Britain’s financial watchdog has said it plans to ban auto dealers from taking commission linked to the interest rates on loans used to pay for cars, which it says would save consumers £165m.
Dealers and brokers that receive interest-linked commission can currently set the rate, causing a strong incentive for them to act against customers’ interests, the Financial Conduct Authority (FCA) said.
The FCA said its proposals to ban this type of commission would reduce this incentive leading to lower costs for customers and greater control for lenders over the prices car-buyers pay.
The watchdog said it will consult on the new rules until January next year and will publish the final rules later in 2020.

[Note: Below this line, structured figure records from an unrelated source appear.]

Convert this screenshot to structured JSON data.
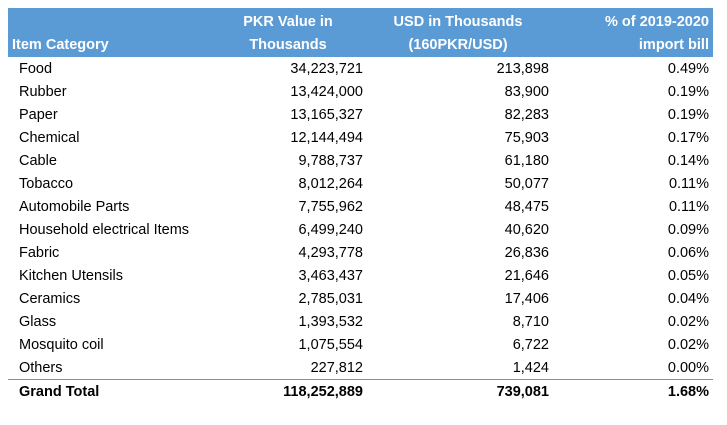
{
  "table": {
    "headers": {
      "item_category": "Item Category",
      "pkr_line1": "PKR Value in",
      "pkr_line2": "Thousands",
      "usd_line1": "USD in Thousands",
      "usd_line2": "(160PKR/USD)",
      "pct_line1": "% of 2019-2020",
      "pct_line2": "import bill"
    },
    "rows": [
      {
        "category": "Food",
        "pkr": "34,223,721",
        "usd": "213,898",
        "pct": "0.49%"
      },
      {
        "category": "Rubber",
        "pkr": "13,424,000",
        "usd": "83,900",
        "pct": "0.19%"
      },
      {
        "category": "Paper",
        "pkr": "13,165,327",
        "usd": "82,283",
        "pct": "0.19%"
      },
      {
        "category": "Chemical",
        "pkr": "12,144,494",
        "usd": "75,903",
        "pct": "0.17%"
      },
      {
        "category": "Cable",
        "pkr": "9,788,737",
        "usd": "61,180",
        "pct": "0.14%"
      },
      {
        "category": "Tobacco",
        "pkr": "8,012,264",
        "usd": "50,077",
        "pct": "0.11%"
      },
      {
        "category": "Automobile Parts",
        "pkr": "7,755,962",
        "usd": "48,475",
        "pct": "0.11%"
      },
      {
        "category": "Household electrical Items",
        "pkr": "6,499,240",
        "usd": "40,620",
        "pct": "0.09%"
      },
      {
        "category": "Fabric",
        "pkr": "4,293,778",
        "usd": "26,836",
        "pct": "0.06%"
      },
      {
        "category": "Kitchen Utensils",
        "pkr": "3,463,437",
        "usd": "21,646",
        "pct": "0.05%"
      },
      {
        "category": "Ceramics",
        "pkr": "2,785,031",
        "usd": "17,406",
        "pct": "0.04%"
      },
      {
        "category": "Glass",
        "pkr": "1,393,532",
        "usd": "8,710",
        "pct": "0.02%"
      },
      {
        "category": "Mosquito coil",
        "pkr": "1,075,554",
        "usd": "6,722",
        "pct": "0.02%"
      },
      {
        "category": "Others",
        "pkr": "227,812",
        "usd": "1,424",
        "pct": "0.00%"
      }
    ],
    "total": {
      "category": "Grand Total",
      "pkr": "118,252,889",
      "usd": "739,081",
      "pct": "1.68%"
    },
    "colors": {
      "header_background": "#5b9bd5",
      "header_text": "#ffffff",
      "total_border": "#5b9bd5"
    }
  }
}
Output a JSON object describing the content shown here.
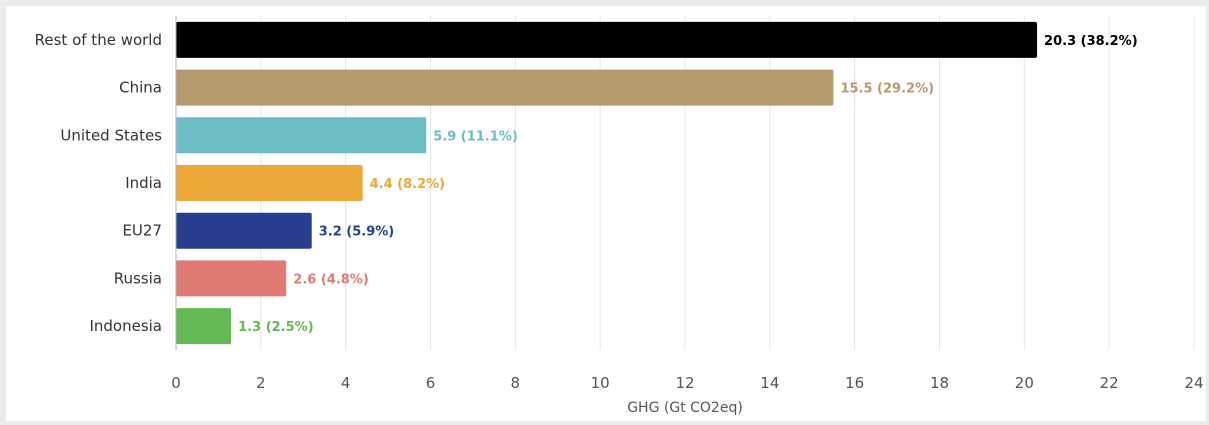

Christopher Woolard, executive director of strategy and competition at the FCA, said: “We have seen evidence that customers are losing out due to the way in which some lenders are rewarding those who sell motor finance.”
“By banning this type of commission, we believe we will see increased competition in the market which will ultimately save customers money.”
Buying cars with credit has become increasingly popular, leading to worries that individuals are burdened with too high debt levels and are paying over the odds for vehicles.
The FCA has previously found that “some customers are paying significantly more for their motor finance because of the way lenders choose to remunerate their brokers”.
It has also raised concerns “in relation to disclosure of commission, and other pre-contractual disclosure and explanations”. To tackle this, the FCA today said it is proposing to change how customers are told about the commission they are paying, to make sure they receive the most relevant information.